Secondly, defaults have soared amid a difficult job market. In 2008, the most recent year for which data are available, nearly 3.4 million borrowers began repayment, and more than 238,000 defaulted on their loans. The number of loans that went into forbearance or deferment (when borrowers receive temporary relief from payments) rose to 22 percent in 2007, from 10 percent a decade earlier, according to The Chronicle of Higher Education. Over a 15-year period, default rates range from 20 percent for federal loans to 40 percent on loans to students who attend for-profit schools, The Chronicle found.
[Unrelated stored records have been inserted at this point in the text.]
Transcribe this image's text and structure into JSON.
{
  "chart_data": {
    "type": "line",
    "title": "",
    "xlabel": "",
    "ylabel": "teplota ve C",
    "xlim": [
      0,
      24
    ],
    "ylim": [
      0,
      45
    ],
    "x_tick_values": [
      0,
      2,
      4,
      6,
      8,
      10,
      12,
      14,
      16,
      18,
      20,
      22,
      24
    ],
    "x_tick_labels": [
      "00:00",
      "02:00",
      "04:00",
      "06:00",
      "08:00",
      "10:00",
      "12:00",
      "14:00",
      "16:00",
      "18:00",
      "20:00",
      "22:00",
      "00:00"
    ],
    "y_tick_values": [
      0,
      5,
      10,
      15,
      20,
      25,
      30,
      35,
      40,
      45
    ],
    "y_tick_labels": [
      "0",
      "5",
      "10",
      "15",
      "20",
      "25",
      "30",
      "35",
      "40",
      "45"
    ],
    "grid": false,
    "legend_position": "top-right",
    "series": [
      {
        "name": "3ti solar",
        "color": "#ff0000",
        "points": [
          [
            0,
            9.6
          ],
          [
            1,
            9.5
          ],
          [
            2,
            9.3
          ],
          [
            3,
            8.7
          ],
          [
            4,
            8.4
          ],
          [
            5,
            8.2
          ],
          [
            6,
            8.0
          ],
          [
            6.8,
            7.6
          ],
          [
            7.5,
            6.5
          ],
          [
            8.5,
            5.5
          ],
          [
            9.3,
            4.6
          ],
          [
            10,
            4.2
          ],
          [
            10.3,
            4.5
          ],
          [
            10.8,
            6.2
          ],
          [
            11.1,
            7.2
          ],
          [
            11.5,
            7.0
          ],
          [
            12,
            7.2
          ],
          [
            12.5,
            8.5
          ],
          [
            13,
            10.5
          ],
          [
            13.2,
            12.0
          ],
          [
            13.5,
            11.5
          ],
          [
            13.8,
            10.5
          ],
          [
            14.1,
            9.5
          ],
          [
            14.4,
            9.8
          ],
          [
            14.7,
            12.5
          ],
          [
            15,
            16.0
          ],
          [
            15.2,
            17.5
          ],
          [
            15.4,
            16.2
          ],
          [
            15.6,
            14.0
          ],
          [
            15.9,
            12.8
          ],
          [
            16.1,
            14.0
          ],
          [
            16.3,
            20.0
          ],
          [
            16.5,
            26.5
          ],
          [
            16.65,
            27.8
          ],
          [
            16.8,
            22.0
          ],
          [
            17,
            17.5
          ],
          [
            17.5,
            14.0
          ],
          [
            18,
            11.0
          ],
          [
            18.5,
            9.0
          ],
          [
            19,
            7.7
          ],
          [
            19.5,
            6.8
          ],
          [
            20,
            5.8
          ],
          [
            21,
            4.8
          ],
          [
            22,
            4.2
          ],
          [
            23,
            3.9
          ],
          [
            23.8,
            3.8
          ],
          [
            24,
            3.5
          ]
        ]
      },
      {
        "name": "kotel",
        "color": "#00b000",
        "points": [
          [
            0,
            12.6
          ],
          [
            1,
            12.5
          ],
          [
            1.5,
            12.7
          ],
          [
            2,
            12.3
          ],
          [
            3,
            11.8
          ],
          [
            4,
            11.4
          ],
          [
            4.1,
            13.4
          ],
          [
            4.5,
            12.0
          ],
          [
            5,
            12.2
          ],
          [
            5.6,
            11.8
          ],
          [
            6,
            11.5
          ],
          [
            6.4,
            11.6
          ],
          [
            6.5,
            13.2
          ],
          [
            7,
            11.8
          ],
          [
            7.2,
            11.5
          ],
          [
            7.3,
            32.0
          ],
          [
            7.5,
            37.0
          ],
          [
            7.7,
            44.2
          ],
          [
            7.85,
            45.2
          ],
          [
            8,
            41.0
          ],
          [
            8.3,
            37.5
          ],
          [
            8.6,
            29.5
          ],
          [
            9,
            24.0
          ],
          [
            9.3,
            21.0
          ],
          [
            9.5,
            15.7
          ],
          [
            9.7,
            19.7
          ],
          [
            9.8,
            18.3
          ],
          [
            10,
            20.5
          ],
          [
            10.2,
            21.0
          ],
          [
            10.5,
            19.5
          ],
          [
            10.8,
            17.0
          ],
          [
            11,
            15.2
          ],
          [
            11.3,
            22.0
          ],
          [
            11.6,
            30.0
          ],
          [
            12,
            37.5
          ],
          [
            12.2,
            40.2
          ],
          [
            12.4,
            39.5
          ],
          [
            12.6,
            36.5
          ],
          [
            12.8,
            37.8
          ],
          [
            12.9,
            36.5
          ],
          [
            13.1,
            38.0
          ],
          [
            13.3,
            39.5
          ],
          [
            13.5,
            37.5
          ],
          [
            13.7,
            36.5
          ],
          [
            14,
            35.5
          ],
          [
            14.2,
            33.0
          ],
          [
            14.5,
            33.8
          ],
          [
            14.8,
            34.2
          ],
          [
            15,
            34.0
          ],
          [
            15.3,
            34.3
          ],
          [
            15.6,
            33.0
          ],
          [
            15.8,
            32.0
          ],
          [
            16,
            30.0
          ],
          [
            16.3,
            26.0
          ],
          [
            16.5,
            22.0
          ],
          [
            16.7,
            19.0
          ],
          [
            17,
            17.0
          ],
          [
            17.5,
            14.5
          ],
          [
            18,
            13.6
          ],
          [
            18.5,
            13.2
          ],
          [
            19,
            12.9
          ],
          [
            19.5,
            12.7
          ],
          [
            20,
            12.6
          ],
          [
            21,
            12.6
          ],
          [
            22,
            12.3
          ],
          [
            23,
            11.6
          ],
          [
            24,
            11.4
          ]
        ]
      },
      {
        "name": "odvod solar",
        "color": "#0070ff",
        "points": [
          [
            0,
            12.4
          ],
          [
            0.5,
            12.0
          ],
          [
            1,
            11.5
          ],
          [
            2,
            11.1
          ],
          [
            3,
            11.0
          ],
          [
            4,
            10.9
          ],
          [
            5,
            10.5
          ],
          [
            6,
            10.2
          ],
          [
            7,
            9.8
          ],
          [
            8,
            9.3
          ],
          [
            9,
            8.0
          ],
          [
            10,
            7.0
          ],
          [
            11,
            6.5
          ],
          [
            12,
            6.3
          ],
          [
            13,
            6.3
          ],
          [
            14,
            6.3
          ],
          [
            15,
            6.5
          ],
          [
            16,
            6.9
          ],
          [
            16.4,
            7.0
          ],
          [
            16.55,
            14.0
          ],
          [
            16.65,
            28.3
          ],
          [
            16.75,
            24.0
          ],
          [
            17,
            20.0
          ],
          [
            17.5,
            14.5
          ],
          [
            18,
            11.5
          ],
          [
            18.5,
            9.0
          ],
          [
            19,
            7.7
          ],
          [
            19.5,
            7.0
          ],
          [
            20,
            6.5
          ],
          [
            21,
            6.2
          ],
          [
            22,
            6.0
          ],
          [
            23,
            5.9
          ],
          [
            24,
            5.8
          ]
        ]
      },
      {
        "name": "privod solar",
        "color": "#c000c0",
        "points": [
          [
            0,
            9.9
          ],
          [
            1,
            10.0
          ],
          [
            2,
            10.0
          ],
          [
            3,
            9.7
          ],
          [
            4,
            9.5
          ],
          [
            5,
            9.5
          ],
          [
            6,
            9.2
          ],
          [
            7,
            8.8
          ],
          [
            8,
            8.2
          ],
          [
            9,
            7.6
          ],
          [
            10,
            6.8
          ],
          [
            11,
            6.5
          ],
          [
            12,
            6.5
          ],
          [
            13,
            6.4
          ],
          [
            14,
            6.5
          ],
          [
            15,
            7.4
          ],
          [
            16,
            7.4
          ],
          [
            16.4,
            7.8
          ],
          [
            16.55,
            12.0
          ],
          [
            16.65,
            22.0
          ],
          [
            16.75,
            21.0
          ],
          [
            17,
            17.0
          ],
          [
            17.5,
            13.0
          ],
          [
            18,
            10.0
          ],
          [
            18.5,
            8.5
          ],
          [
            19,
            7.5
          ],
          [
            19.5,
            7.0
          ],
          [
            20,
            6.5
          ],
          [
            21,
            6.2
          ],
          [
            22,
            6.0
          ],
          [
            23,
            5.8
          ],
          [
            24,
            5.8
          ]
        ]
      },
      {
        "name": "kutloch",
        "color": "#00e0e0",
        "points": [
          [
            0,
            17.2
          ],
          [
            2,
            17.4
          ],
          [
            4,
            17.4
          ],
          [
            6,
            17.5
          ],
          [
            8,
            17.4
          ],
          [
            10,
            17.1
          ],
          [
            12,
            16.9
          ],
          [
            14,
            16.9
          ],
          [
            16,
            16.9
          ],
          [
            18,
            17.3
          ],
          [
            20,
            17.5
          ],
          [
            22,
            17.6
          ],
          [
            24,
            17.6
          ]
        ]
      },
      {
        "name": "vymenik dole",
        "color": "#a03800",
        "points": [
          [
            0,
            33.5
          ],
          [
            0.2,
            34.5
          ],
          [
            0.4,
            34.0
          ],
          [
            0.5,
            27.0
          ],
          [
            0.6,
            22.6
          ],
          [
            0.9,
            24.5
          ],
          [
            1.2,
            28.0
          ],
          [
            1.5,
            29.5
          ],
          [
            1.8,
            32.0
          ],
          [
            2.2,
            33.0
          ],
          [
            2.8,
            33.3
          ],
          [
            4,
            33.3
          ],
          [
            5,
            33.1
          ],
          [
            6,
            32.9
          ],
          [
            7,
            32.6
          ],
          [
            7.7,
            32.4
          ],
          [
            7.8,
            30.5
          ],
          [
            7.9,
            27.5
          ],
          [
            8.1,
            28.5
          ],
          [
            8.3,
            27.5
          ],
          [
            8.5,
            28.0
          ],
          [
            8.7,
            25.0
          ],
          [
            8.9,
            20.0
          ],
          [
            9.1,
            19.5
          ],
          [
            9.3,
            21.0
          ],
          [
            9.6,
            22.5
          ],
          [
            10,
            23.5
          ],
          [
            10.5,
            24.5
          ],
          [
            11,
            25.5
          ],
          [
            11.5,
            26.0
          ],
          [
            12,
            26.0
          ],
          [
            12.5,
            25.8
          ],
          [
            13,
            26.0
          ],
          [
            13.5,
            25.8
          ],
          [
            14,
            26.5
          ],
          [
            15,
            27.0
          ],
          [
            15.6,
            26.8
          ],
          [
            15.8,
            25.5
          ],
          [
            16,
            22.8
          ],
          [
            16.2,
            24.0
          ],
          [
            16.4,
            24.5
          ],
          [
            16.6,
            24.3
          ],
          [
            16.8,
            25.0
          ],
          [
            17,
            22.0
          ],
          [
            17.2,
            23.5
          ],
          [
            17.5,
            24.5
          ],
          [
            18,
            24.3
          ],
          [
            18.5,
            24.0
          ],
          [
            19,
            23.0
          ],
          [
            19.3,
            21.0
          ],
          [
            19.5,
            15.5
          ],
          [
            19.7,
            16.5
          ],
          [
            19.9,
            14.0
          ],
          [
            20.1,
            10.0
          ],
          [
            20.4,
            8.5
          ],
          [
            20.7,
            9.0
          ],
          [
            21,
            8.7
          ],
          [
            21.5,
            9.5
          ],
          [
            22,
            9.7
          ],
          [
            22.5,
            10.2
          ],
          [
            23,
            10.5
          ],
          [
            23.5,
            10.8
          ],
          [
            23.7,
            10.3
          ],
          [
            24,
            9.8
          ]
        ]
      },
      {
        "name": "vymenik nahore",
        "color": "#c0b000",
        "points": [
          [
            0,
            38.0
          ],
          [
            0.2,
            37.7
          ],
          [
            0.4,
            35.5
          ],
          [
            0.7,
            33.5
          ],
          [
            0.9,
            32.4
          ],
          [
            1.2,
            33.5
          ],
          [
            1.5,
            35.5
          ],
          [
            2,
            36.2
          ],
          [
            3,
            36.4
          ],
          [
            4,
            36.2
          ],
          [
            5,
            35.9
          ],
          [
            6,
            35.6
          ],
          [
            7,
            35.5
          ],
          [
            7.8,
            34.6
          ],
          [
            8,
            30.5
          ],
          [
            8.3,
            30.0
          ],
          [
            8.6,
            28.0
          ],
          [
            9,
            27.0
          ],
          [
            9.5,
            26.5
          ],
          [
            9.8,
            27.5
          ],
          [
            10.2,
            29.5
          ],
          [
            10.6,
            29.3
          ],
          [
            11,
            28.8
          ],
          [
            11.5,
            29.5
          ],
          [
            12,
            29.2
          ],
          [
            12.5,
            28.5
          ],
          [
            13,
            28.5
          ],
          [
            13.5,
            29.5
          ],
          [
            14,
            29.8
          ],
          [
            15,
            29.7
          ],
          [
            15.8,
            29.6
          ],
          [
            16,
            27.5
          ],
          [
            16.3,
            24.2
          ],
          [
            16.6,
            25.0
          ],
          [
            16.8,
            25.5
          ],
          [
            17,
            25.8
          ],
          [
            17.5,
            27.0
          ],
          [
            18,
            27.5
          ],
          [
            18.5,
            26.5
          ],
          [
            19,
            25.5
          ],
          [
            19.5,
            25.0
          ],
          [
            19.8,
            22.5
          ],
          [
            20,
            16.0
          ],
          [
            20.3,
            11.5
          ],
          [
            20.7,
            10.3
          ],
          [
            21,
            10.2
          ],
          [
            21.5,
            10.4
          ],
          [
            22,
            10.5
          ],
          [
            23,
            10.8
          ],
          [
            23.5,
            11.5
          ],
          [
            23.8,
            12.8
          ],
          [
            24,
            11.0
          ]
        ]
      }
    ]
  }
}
The article highlights a student at Northwestern who graduated in 2009 with a degree in sociology and $200,000 in student loan debt. At 23 years old, her payments will be $1,600/month, which is way more than my mortgage and utility bills combined. Her life is ruined, thanks to her insistence on having a 4-year party away from home. Surely, the peer pressure to attend college – for any degree – was put on her by a bunch of pinhead adults with no empathy for the reality of others and the long term affects of decisions based on the here-and-now. Student loan debt has grown four-fold in the last decade, and still, people keep on insisting that everyone must go to college because that is the only way to “experience life.” What a sad way to view the world, and then to pass that credo on to youngsters who may not know any better.